Steffens's illness was incurable. But like all doomed people, even those who understand their situation, he dreamed of the future, talked about it. made plans. As a matter of fact, he had only one plan for himself– to go to Moscow, so as to see before his death the land of socialism and to die there.

"I can no longer remain here," he said quietly, turning his head to the window, as if the free and easy nature of California were choking him. "I cannot bear to hear any longer this idiotic optimistic laughter."

This was said by a man who all his life had believed in American democracy, supporting it with his talents as writer, journalist, and orator. All his life he reckoned that the social structure of the United States was ideal and might secure for the people freedom and happiness. And no matter what blows he received on the way, he remained ever true to it. He was wont to say: "The whole point is that in our administration there are not enough honest people. Our social system is good, what we need is honest people."

But now he said to us:

"I wanted to write a book for my son, in which I would tell the whole truth about myself. And on the very first page I had to ..."

Suddenly we heard curt, dismal sobs. It was Lincoln Steffens weeping. With his hands he covered his thin and nervous face, the face of a scholar.

His wife raised his head and gave him a handkerchief. But, no longer embarrassed by his tears, he continued:

"I had to disclose to my son how difficult it is to regard yourself all your life as an honest man, when as a matter of fact you have been a bribetaker. Yes, without realizing it, I had been bribed by bourgeois society. I did not understand that the fame and respect with which I was rewarded were only a bribe for the support I gave to this iniquitous organization of life."

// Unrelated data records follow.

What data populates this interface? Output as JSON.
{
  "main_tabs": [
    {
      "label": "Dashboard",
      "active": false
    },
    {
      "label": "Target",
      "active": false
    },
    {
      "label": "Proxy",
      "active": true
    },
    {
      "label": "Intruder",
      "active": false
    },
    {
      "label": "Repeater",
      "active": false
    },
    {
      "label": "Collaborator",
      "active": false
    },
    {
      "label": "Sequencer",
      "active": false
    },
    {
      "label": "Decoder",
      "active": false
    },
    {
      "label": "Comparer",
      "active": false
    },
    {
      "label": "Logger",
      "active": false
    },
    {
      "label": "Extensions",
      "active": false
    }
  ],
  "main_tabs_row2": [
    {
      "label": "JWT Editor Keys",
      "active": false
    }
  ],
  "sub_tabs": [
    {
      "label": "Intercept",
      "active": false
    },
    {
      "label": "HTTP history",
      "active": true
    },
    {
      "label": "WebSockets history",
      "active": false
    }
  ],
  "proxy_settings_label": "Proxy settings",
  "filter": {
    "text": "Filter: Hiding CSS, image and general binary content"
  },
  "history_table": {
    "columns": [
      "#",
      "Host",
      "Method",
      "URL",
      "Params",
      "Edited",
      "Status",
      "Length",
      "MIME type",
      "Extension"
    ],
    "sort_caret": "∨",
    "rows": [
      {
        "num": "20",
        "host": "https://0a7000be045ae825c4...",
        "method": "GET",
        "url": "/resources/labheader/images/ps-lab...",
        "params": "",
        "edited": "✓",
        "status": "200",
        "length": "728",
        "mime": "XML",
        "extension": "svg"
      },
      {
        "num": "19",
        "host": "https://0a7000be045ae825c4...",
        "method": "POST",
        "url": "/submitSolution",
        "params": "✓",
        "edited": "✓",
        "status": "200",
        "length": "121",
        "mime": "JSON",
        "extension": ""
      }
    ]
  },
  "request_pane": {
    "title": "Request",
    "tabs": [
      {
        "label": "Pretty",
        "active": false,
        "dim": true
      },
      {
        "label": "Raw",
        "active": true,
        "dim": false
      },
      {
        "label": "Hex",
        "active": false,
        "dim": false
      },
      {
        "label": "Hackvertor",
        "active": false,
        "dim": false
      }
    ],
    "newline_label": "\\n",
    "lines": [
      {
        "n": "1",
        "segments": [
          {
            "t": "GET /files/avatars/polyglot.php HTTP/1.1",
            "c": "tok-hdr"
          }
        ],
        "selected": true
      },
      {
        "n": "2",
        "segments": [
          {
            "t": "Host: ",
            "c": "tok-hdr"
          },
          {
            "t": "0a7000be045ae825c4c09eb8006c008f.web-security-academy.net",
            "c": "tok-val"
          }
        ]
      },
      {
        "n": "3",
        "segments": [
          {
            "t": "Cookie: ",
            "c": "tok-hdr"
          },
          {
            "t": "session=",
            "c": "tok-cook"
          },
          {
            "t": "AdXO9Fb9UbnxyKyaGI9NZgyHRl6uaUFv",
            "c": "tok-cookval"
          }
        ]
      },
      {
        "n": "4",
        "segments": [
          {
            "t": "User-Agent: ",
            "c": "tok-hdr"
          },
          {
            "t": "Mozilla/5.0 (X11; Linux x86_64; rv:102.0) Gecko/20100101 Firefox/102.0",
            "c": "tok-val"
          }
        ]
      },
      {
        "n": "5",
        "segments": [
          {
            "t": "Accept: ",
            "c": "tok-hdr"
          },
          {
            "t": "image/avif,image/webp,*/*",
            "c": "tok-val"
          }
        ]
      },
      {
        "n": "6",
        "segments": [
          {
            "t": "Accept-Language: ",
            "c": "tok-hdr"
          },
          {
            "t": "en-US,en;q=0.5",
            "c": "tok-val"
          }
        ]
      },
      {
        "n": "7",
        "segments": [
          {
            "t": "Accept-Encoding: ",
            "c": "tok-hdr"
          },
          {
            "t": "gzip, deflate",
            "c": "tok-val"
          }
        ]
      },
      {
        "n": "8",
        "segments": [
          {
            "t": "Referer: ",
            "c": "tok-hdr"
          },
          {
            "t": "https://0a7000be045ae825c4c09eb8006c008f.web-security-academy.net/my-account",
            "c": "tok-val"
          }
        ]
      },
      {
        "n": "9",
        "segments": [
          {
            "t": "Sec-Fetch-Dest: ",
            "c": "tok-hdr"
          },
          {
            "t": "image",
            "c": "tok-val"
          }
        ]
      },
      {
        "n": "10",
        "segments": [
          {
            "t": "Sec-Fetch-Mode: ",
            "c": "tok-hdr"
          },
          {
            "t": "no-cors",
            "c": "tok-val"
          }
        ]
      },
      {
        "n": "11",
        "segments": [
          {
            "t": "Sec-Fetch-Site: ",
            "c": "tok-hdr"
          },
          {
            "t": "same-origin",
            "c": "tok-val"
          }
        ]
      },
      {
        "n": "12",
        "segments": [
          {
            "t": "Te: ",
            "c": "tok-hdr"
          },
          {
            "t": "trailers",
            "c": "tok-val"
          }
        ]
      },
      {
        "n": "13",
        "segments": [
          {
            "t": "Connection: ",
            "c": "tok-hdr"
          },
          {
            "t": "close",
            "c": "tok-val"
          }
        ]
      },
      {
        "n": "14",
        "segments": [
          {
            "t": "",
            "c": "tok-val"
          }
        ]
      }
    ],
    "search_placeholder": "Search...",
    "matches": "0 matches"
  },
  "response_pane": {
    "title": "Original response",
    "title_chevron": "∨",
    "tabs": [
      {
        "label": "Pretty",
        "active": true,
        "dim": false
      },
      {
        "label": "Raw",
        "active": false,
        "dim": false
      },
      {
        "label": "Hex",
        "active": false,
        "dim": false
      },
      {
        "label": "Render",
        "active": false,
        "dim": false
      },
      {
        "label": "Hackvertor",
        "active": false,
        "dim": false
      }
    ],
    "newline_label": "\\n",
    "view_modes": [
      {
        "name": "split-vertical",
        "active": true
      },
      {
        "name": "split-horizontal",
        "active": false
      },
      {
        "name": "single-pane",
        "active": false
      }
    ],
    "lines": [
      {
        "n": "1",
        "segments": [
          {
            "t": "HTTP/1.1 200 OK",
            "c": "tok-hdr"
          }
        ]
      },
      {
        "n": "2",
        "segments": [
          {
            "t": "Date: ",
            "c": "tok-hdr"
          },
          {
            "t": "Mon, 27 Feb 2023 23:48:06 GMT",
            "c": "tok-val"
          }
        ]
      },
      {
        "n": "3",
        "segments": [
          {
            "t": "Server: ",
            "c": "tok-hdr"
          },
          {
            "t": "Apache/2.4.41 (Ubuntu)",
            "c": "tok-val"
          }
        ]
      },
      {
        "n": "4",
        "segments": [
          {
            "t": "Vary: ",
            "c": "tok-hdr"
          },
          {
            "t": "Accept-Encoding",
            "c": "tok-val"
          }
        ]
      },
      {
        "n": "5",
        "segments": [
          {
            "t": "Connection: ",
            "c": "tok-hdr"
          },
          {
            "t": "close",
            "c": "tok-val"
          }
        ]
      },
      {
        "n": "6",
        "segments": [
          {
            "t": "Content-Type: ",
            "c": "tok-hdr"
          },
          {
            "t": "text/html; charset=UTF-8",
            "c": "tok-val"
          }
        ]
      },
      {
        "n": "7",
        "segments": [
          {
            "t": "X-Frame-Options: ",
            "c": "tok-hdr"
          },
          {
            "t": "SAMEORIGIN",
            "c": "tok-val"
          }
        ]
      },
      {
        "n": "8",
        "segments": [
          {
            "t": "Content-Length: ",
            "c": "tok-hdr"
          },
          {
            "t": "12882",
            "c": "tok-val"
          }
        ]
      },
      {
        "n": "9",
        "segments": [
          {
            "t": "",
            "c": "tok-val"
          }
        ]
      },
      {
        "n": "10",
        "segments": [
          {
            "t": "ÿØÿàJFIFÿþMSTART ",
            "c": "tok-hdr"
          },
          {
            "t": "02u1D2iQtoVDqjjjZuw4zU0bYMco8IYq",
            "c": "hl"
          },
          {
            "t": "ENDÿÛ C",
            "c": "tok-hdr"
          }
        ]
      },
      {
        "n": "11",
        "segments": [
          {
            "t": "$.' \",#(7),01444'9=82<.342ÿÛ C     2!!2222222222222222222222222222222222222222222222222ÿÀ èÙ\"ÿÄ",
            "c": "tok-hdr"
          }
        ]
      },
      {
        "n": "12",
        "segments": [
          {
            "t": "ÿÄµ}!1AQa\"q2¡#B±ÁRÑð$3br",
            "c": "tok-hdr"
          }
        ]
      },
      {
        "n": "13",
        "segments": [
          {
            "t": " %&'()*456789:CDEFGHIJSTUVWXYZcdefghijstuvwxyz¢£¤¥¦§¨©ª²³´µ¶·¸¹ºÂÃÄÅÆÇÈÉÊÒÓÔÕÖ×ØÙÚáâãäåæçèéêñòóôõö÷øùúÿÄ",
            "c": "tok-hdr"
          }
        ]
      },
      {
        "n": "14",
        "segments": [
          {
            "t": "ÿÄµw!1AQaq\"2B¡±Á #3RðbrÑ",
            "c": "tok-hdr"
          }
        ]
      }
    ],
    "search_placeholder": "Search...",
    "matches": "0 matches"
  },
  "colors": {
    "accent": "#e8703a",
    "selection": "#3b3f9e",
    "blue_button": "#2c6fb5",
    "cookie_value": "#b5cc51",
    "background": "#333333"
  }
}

For a long time we discussed how best to transport Steffens to the Soviet Union. He could not go by train, because his weak heart would not allow that. Could he go by boat from California by way of the Panama Canal to New York, and from there through the Mediterranean to the Black Sea coast? While we were making these plans, Steffens, exhausted by the conversation, lay in bed, his hands resting on the typewriter. Having calmed down now, in his white shirt with its sailor collar, thin, with his little beard and his thin neck, he looked like the dying Don Quixote.